Thursday, October 30, 2008

Nixon - Stone, 1995. Film Review.

Gain the World, Lose your Soul

Nixon was an interesting President. His time in office was completely overshadowed by Watergate, reminding me somewhat to Clinton and his definition of sex. Nixon had achieved some notable events but who really cares right? He fucked everything up through Watergate, his internal tantrums against the press and maybe even his choice not to shave before the first ever televised presidential debate.

This is what makes Nixon so interesting; he is a president that had a scandal.

Oliver Stone intelligently and sometimes scattily jumps between periods in the movie, when Nixon was 10, 19 and the political period between 1960 and his resignation. Overwhelming at first, the period jumping proves a fabulous convention to the movie. Stone and Hopkins then easily convince us that his childhood, his mother and father had enormous effect on his later life. An issue that Nixon never grapples with; constantly trying to prove to himself that he can gain acceptance from everyone. In which his wife, played by Joan Allen says he never will.

Anthony Hopkins plays Nixon, he attacks the role with a Best Actor performance which baffles me as to why he didn’t get it, and oddly it went to Nicholas Cage. He does not play with a clear cut impersonation of Nixon, but plays it so we believe it, somehow. I put this down to great acting. Hopkins shows us in the first part of the film, before presidency, that he drifts into lust for the job, sometimes throwing out morals and becoming angry as to why he doesn’t win, first against Kennedy and second as Governor of California. He blames the public, Kennedy and the fact he didn’t come from an accepted background. Hopkins plays this with such depth and conviction you think ‘wow’. But while watching I had an interesting interpretation of the movie, usually when you go into a biopic you feel that you will sympathise with the main character. Nixon is different, the movie is so well written, directed and acted, sympathy is replaced with confusion that Nixon himself felt as to ‘why don’t people like me?’ I did not feel for Nixon, but I still cannot, and I know political scientists have not, discovered why people did not like him. After all he ended the Vietnam War (albeit with record force), established the EPA and made significant and modern changes to welfare.

James Woods plays ‘Bob’ Haldeman, the Chief of Staff and aide to Nixon. With a crew-cut and solid following in which he hardly questions the President, another great performance by Woods that has a presence in such a stuffy role. The late J.T. Walsh plays the Assistant of Domestic Affairs John Ehrlichman, as Rob Reiner said in his commentary of A Few Good Men hardly anybody plays a part like Walsh with such moving subtleness. At times defending and questioning the president, Walsh plays the part with such believability and conviction that you feel Ehrlichman is actually playing the part.

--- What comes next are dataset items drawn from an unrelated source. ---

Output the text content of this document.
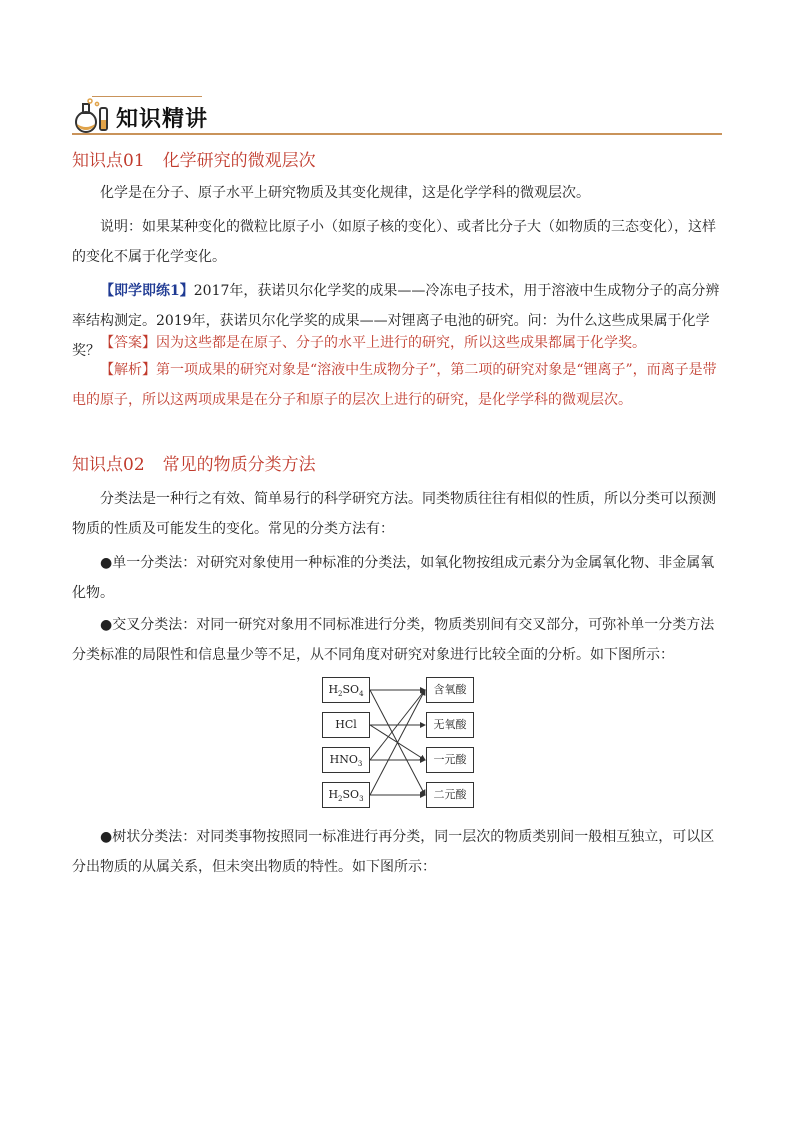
知识精讲
知识点01 化学研究的微观层次

化学是在分子、原子水平上研究物质及其变化规律，这是化学学科的微观层次。

说明：如果某种变化的微粒比原子小（如原子核的变化）、或者比分子大（如物质的三态变化），这样的变化不属于化学变化。

【即学即练1】2017年，获诺贝尔化学奖的成果——冷冻电子技术，用于溶液中生成物分子的高分辨率结构测定。2019年，获诺贝尔化学奖的成果——对锂离子电池的研究。问：为什么这些成果属于化学奖？ 【答案】因为这些都是在原子、分子的水平上进行的研究，所以这些成果都属于化学奖。

【解析】第一项成果的研究对象是“溶液中生成物分子”，第二项的研究对象是“锂离子”，而离子是带电的原子，所以这两项成果是在分子和原子的层次上进行的研究，是化学学科的微观层次。

知识点02 常见的物质分类方法

分类法是一种行之有效、简单易行的科学研究方法。同类物质往往有相似的性质，所以分类可以预测物质的性质及可能发生的变化。常见的分类方法有：

●单一分类法：对研究对象使用一种标准的分类法，如氧化物按组成元素分为金属氧化物、非金属氧化物。

●交叉分类法：对同一研究对象用不同标准进行分类，物质类别间有交叉部分，可弥补单一分类方法分类标准的局限性和信息量少等不足，从不同角度对研究对象进行比较全面的分析。如下图所示：

$H_2SO_4$
HCl
$HNO_3$
$H_2SO_3$
含氧酸
无氧酸
一元酸
二元酸

●树状分类法：对同类事物按照同一标准进行再分类，同一层次的物质类别间一般相互独立，可以区分出物质的从属关系，但未突出物质的特性。如下图所示：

Joan Allen is Pat Nixon, one that I thought probably employed the most creative licence by adding a thinker and reactionary character to the story. Pat was reluctant at accepting defeat in 1960 and 1962 for her husband and tried to avoid another campaign in 1968 although she agreed. In the movie she is played as quite a detached, chain smoking and strong woman, true or not true her reactions toward her husband were always in the best intentions and always supportive toward him.

John Williams scores the film. A film of this scale could have had a far more moving and presidential soundtrack with Williams creating a standard Hollywood melody, 1997s Dante’s Peak (scored by Williams) sounds almost the same.

Stone has created a great movie, a kind of film that comes around every few years. It comes four years after his JFK and in my opinion Nixon is better. Better because the President fails because of himself, and you feel and see it coming through great performances and solid direction. This is also the kind of movie that stays with you and invokes thought. A kind of movie I love.

My Rating: 5/5
My Summary: Solid performances deliver a great biopic, actors shine, and thought is provoked.
A film for: Midweek thought challenger.